Vodafone plans to invest in full-fibre network in the UK if it finds partners to share costs
Vodafone will invest in full-fibre network in Britain if it finds partners to share the costs. It plans to lay ultrafast full-fibre broadband connections to homes and businesses in Britain. The mobile network operator plans to spend 2 billion euros on new full-fibre connections in Germany and also has invested in fixed line broadband networks in Italy, Portugal and Spain.
Vodafone UK CEO Nick Jeffery said he had the capital available to make an investment in Britain. “We are a committed investor, our strategy is very clear,” he said at the launch of a report commissioned by Vodafone called “Digital Super Towns, Unlocking the UK’s digital potential”. “If we can find the right economics and the right partners we’ll invest here.”
At present, Britain’s broadband infrastructure is dominated by Openreach, the network operator owned by the former state monopoly telecoms company BT, which provides connections to Vodafone and other service providers.

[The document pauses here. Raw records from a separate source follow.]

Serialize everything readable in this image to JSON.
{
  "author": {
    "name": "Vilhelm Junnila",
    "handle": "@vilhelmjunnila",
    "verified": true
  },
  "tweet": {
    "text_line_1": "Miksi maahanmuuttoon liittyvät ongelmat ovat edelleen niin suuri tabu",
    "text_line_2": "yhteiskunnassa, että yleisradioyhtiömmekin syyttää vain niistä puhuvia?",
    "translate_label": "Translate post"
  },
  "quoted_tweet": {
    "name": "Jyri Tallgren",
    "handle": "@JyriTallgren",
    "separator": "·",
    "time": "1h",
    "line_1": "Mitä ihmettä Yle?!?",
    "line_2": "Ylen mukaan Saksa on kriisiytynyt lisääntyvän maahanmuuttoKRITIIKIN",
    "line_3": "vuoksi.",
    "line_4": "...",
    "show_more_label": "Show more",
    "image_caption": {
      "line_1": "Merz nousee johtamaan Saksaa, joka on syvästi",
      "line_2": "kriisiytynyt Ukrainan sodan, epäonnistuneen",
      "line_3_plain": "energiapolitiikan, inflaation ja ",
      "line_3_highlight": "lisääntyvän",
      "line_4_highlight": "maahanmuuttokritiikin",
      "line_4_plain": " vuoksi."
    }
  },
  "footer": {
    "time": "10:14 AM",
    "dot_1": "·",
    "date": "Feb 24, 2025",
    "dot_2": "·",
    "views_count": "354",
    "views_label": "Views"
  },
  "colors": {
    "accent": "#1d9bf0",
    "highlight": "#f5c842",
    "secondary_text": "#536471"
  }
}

Apart from Openreach, there are a number of other rival mobile network operators such as Virgin Media, owned by Liberty Global. There are a number of other small operators like CityFibre. Openreach has restrained from running fibre lines till now because of the high costs involved. Instead, it focused on deploying new technology to speed up the existing copper phone lines. But, Openreach is reconsidering this policy and exploring the possibility of full-fibre network. It is now sounding out its wholesale service operator customers about whether they would be willing to co-invest in full fibre connections. Vodafone was in talks about making such an investment.
“We would work with any provider who can give us the scale and access and good economic costs to connect fibre to the homes of Britain,”
Jeffery said, but declined to comment on the possibility of a deal with Openreach. Vodafone needed to make an adequate return, he said, which could need government incentives or partners taking a long-term strategic view to reduce the cost of individual connections. The UK government’s digital economy minister Matt Hancock said on Wednesday the focus had to be on full-fibre and 5G mobile broadband networks.
“The regulator Ofcom has legally separated BT and Openreach, and the test of that separation will be whether Openreach now works with other providers as well as with BT to provide the infrastructure for other retail companies to get out there,”
he said at the same event. A spokesman for Openreach said the company was in consultation with its operator customers about investing in full- fibre networks.